Karabük Üniversitesi Artı Kariyer Kulübü, Türk Alman Dayanışma ve Entegrasyon Derneği (TANDEM) ve Konrad Adenauer Stiftung Derneği ile ortaklaşa düzenlenen “Avrupa Birliği 113. Sertifika Programı” başladı.
Karabük Üniversitesi İktisadi ve İdari Bilimler Fakültesi Konferans Salonu’nda düzenlenen Avrupa Birliği 113. Sertifika Programı başladı. 08- 12 Nisan tarihleri arasında gerçekleşecek programda alanında uzman akademisyenler tarafından Avrupa Birliğinin oluşumundan AB – Türkiye ilişkilerine kadar birçok konu ele alınıyor.
“Türkiye’ye Avrupa kapısı hala açık tutuluyor”
Programın açılış konuşmasını yapan Konrad Adenauer Stiftung Derneği Türkiye Temsilcisi Walter Glos, Türkiye ile Avrupa Birliği ilişkilerinin zor bir dönemden geçtiğini belirterek konuşmasına şu sözlerle devam etti:
“Türkiye – Almanya ilişkileri çerçevesinde Türkiye’ye Avrupa kapısı hala açık tutuluyor. Türkiye ile Almanya arasında özel ilişkiler var ve bu özel ilişkileri kullanmamız gerekiyor. Mayıs’ta düzenlenecek Avrupa Parlamentosu seçimleri Avrupa Birliği açısından çok önemli. Özellikle son dönemlerde Polonya, Macaristan ve İtalya’ya baktığımızda Avrupa’da olumsuz şeyler olduğunu görüyoruz. Bunlar da bizi üzen gelişmeler.”
“Avrupa Birliği’nin genç ve dinamik Türkiye’ye ihtiyacı var”
Sertifika programının ilk gününde Ankara Hacı Bayram Veli Üniversitesi Öğretim Üyesi ve Türk Alman Dayanışma ve Entegrasyon Derneği (TANDEM) Başkanı Prof. Dr. M. Nail Alkan tarafından “AB-Türkiye İlişkileri ve Avrupa Birliği’nin Geleceğine İlişkin Tartışmalar” konulu sunum gerçekleştirildi.
Avrupa Birliği nüfusunun 2018 yılı itibariyle 512,6 milyona ulaştığını belirten Alkan, “Bu rakam dünya nüfusunun yüzde yedisine tekabül etmektedir. Avrupa Birliği, Çin ve Hindistan’dan sonra dünyanın üçüncü büyük nüfusuna sahiptir. Genişletme hareketleri sonucunda giderek kalabalıklaşan Avrupa Birliği için kurumsal bir yapılanma ve derinleşme ihtiyacı kendini hissettirmeye başladı.” diye konuştu.
Prof.

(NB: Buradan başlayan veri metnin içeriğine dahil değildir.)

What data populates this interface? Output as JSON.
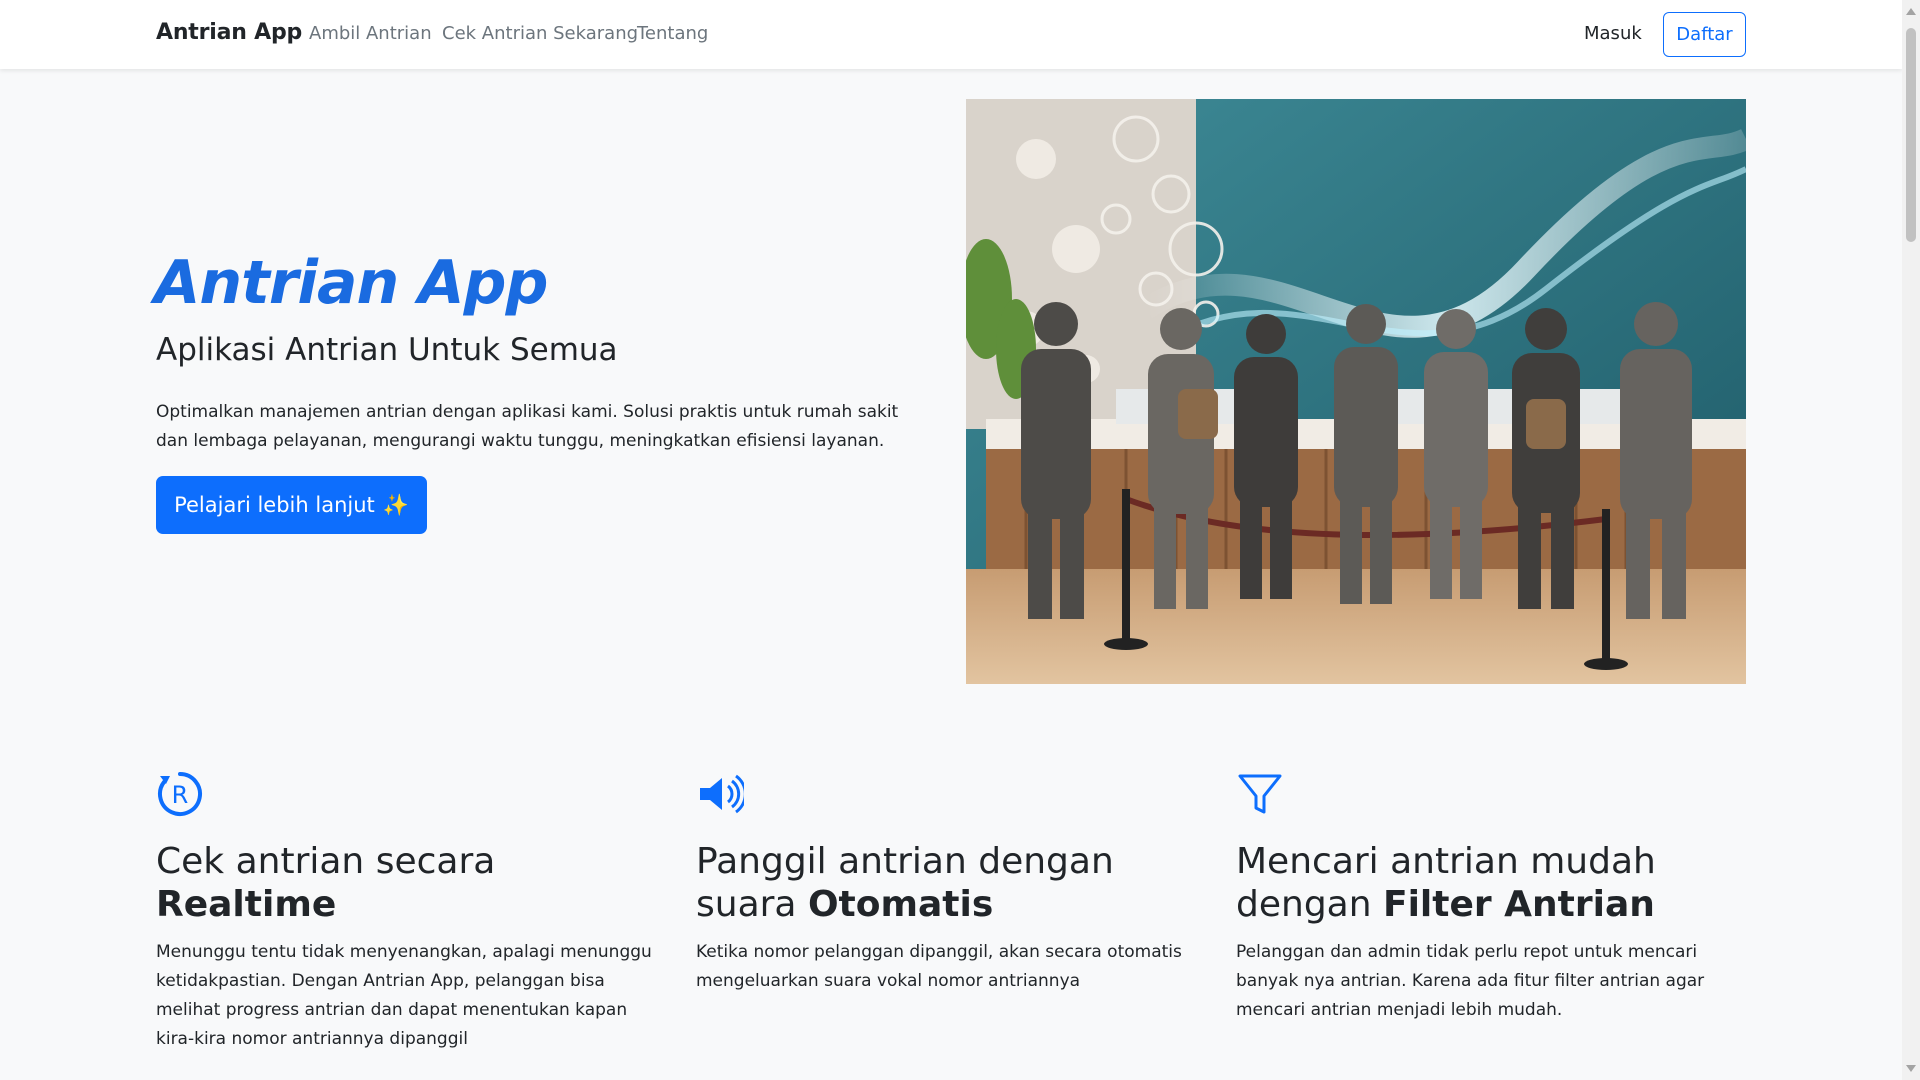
{
  "navbar": {
    "brand": "Antrian App",
    "links": [
      "Ambil Antrian",
      "Cek Antrian Sekarang",
      "Tentang"
    ],
    "login": "Masuk",
    "register": "Daftar"
  },
  "hero": {
    "title": "Antrian App",
    "subtitle": "Aplikasi Antrian Untuk Semua",
    "description": "Optimalkan manajemen antrian dengan aplikasi kami. Solusi praktis untuk rumah sakit dan lembaga pelayanan, mengurangi waktu tunggu, meningkatkan efisiensi layanan.",
    "button": "Pelajari lebih lanjut",
    "button_emoji": "✨"
  },
  "features": [
    {
      "icon": "realtime-icon",
      "title_plain": "Cek antrian secara ",
      "title_bold": "Realtime",
      "text": "Menunggu tentu tidak menyenangkan, apalagi menunggu ketidakpastian. Dengan Antrian App, pelanggan bisa melihat progress antrian dan dapat menentukan kapan kira-kira nomor antriannya dipanggil"
    },
    {
      "icon": "speaker-icon",
      "title_plain": "Panggil antrian dengan suara ",
      "title_bold": "Otomatis",
      "text": "Ketika nomor pelanggan dipanggil, akan secara otomatis mengeluarkan suara vokal nomor antriannya"
    },
    {
      "icon": "filter-icon",
      "title_plain": "Mencari antrian mudah dengan ",
      "title_bold": "Filter Antrian",
      "text": "Pelanggan dan admin tidak perlu repot untuk mencari banyak nya antrian. Karena ada fitur filter antrian agar mencari antrian menjadi lebih mudah."
    }
  ],
  "colors": {
    "primary": "#0d6efd",
    "hero_title": "#1a6be0",
    "background": "#f8f9fa"
  }
}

Dr. Alkan, Avrupa’nın 240 milyon aktif iş gücüne sahip olduğunu ifade ederek, “2050 yılında bu sayı 207 milyona düşecektir. Üçüncü dünya ülkelerinden AB’ye gerçekleştirilen göçlerin durdurulması halinde bu sayı 169 milyona düşecektir. Avrupa Birliği’nin genç ve dinamik Türkiye’ye ihtiyacı var.” şeklinde konuştu.
Türkiye, Arnavutluk ve İzlanda ülkelerinin Avrupa Birliği adayı ülkeler olduğu hatırlatan Prof. Dr. Alkan, Bosna Hersek ve Kosova’nın ise Avrupa Birliği’nin potansiyel aday olarak kabul ettiği ülkeler arasında yer aldığını belirtti.